Entre el silencio expectante de todos, Obould siguió con la vista fija en el felino. Cuando éste finalmente saltó a por él con las garras y los colmillos a punto, el rey orco lo agarró con sus manazas.
Ni las garras ni los dientes del tigre lograron hincar la presa.
Obould se levantó cuan largo era y, sin la menor dificultad, alzó el rabioso animal sobre su cabeza.
El señor de los orcos permaneció inmóvil un momento, volvió a gritar el nombre de Gruumsh y empezó a girar sobre sí mismo, con perfecto equilibrio y a velocidad creciente. Obould, de repente, se detuvo y giró las manos con fuerza bestial. El tigre soltó un rugido de dolor y quedó exánime. Obould tiró el cuerpo al suelo, no lejos del toro muerto.
Un nuevo rugido brotó de la multitud. Los chamanes otra vez empezaron a cantar y a bailar en un círculo que entonces englobaba no sólo al soberano orco sino también a los prisioneros y los animales muertos. Poco después, Arganth entró en el círculo mágico y procedió a culminar el ritual; se movía rítmicamente y musitaba un encantamiento que Kaer’lic era incapaz de oír.
Los diez orcos decapitados se levantaron y se dirigieron en silenciosa procesión a formar en dos filas detrás de Obould.
Arganth se sumió de nuevo en sus cánticos. De pronto, tanto el toro como el tigre de las montañas respingaron, vivos otra vez. ¡Vivos otra vez! Confusos y asustados, los dos animales salieron corriendo y se perdieron en la noche.

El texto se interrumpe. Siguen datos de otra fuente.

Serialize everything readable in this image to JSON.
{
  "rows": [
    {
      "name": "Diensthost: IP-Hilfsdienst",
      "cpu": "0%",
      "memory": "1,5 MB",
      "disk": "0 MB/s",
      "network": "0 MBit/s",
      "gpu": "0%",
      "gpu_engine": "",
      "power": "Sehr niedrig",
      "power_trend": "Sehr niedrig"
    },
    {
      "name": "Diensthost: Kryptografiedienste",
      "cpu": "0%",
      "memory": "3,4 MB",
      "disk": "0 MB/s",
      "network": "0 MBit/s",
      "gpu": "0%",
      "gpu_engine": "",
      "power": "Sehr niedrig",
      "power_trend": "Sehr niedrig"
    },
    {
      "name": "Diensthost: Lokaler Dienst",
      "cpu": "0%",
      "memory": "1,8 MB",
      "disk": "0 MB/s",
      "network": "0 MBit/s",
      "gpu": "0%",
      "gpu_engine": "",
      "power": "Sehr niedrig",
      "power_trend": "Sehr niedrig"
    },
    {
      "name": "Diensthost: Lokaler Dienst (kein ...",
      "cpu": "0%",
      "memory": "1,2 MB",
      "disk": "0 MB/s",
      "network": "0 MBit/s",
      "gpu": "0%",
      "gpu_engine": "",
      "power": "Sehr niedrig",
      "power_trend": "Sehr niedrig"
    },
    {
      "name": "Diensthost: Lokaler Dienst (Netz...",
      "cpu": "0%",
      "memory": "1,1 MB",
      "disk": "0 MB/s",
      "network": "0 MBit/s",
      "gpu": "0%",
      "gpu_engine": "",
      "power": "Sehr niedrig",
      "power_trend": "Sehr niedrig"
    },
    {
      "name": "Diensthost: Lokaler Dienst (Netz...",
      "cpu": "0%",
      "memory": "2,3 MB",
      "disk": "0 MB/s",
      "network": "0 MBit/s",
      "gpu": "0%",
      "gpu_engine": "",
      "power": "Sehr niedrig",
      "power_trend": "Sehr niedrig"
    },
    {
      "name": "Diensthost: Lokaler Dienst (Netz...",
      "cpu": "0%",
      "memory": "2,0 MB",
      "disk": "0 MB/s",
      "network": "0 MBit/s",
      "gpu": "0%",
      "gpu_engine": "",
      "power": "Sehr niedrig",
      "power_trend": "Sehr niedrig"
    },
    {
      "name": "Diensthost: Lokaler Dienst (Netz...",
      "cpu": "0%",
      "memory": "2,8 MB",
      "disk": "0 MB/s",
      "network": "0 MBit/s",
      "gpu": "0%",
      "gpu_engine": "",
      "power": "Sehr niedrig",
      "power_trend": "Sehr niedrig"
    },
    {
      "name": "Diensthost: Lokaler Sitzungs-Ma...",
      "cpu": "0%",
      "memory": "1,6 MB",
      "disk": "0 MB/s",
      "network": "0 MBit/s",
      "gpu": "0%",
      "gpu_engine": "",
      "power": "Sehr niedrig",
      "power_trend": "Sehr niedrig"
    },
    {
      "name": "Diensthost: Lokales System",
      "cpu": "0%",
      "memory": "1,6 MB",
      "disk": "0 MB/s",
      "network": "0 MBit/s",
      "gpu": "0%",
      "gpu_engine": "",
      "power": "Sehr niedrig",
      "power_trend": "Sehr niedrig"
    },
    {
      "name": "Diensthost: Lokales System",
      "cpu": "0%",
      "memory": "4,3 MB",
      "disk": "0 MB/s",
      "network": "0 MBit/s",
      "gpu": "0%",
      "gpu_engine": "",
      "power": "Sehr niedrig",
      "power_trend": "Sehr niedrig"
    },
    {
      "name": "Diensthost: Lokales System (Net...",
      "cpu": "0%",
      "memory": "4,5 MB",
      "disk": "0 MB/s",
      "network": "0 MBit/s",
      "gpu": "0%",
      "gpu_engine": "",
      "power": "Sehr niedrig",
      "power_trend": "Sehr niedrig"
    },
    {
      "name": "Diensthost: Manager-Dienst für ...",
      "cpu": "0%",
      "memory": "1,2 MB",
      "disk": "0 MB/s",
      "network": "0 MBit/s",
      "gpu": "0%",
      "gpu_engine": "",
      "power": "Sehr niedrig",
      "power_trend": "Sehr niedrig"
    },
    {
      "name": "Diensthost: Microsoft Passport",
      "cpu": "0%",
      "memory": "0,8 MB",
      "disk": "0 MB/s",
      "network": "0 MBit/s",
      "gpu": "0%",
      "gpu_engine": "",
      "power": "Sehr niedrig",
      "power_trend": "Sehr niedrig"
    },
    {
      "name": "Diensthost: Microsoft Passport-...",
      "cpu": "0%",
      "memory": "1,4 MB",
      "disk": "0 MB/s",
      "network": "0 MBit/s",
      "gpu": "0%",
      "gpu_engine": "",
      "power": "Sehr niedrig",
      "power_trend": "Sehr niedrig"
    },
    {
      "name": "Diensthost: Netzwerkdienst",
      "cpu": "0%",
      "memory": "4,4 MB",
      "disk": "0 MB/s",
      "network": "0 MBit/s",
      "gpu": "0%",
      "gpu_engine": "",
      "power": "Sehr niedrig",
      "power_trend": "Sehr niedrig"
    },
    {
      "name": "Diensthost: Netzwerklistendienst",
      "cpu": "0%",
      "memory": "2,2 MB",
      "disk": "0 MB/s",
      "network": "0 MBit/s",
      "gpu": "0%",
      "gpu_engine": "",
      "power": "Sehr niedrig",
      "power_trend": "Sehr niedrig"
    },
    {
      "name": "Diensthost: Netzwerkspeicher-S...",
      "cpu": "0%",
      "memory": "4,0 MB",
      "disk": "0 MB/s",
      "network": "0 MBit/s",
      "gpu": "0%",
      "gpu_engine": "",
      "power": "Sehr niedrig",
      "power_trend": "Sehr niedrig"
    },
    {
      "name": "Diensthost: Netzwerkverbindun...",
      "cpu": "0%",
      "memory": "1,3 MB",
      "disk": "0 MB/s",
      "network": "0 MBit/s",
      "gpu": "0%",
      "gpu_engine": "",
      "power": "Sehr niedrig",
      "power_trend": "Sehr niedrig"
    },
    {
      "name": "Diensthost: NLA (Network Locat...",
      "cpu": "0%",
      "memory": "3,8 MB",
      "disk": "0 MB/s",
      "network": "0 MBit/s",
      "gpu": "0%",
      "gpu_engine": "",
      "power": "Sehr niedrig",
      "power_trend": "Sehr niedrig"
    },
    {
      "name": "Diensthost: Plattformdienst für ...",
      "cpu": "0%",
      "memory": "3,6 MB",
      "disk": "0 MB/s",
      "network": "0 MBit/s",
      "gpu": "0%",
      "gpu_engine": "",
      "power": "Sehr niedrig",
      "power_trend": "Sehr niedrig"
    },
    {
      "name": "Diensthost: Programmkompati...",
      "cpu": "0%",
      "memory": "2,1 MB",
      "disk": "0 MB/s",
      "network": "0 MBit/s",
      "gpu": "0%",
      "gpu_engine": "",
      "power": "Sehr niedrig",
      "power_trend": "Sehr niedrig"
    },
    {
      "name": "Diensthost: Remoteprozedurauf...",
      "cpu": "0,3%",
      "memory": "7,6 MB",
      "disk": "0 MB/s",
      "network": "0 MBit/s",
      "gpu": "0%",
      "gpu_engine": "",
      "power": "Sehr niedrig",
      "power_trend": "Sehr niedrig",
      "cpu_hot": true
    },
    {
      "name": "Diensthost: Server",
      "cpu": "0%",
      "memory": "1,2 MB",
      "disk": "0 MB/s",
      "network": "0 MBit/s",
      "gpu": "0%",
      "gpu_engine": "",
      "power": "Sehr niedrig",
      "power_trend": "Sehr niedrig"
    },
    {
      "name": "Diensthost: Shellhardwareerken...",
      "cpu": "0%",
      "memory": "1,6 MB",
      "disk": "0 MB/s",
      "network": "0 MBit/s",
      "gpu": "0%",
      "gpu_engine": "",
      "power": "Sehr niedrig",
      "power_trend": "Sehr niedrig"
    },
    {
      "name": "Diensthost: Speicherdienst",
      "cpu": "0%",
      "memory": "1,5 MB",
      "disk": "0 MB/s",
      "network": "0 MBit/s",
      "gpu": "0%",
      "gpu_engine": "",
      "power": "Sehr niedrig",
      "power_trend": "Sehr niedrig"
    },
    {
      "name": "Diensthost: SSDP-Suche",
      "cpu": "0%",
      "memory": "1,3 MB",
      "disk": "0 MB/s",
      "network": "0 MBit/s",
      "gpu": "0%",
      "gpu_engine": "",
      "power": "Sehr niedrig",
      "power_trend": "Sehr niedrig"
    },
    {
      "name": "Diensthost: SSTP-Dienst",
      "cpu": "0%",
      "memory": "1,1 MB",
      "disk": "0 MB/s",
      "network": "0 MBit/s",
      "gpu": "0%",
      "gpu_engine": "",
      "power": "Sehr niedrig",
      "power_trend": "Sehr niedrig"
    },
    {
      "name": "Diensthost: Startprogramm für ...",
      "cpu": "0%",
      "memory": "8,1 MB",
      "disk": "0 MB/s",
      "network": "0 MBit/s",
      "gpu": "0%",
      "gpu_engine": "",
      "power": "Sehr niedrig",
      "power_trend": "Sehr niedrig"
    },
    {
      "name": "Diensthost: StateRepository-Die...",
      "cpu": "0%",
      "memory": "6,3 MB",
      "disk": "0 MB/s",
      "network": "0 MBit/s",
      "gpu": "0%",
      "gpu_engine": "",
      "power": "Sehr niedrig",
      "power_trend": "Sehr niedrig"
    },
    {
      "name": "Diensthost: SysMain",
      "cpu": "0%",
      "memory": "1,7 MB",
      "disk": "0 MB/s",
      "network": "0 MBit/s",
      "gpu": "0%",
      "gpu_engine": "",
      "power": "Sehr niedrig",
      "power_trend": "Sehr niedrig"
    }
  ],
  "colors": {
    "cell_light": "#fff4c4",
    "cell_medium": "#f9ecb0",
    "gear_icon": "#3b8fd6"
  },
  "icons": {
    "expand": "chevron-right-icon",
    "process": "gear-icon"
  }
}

A todo esto, Obould seguía mostrándose impertérrito.
Kaer’lic estaba atónita. La devolución a la vida de los orcos decapitados no resultaba tan extraordinaria. Aunque en principio no imaginaba que un chamán orco fuese capaz de algo así, la cosa estaba al alcance de cualquier mago experimentado. Pero ¡la resurrección de los animales! ¿Cómo podía un orco obrar semejante prodigio?
Kaer’lic, de pronto, lo comprendió. Gruumsh había estado presente en el ritual, en espíritu, cuando menos. La apelación de los orcos a su deidad había tenido éxito. ¡Y Obould entonces contaba con la bendición del Tuerto!
Kaer’lic estudió con atención al rey de los brutos y se convenció de que estaba en lo cierto. Su imponente estampa denotaba en ese momento una fuerza y una rapidez sobrenaturales.
«Los enanos han cometido un error terrible», se dijo. Al profanar la imagen de Gruumsh para sorprender a sus enemigos, habían despertado la ira del dios orco, que entonces se expresaba a través de Obould Muchaflecha.
En aquel instante, Kaer’lic Suun Wett tuvo miedo. Repentinamente comprendía que el equilibrio de poder entre los aliados contra los enanos se había modificado de forma decisiva, y en su caso, no para mejor.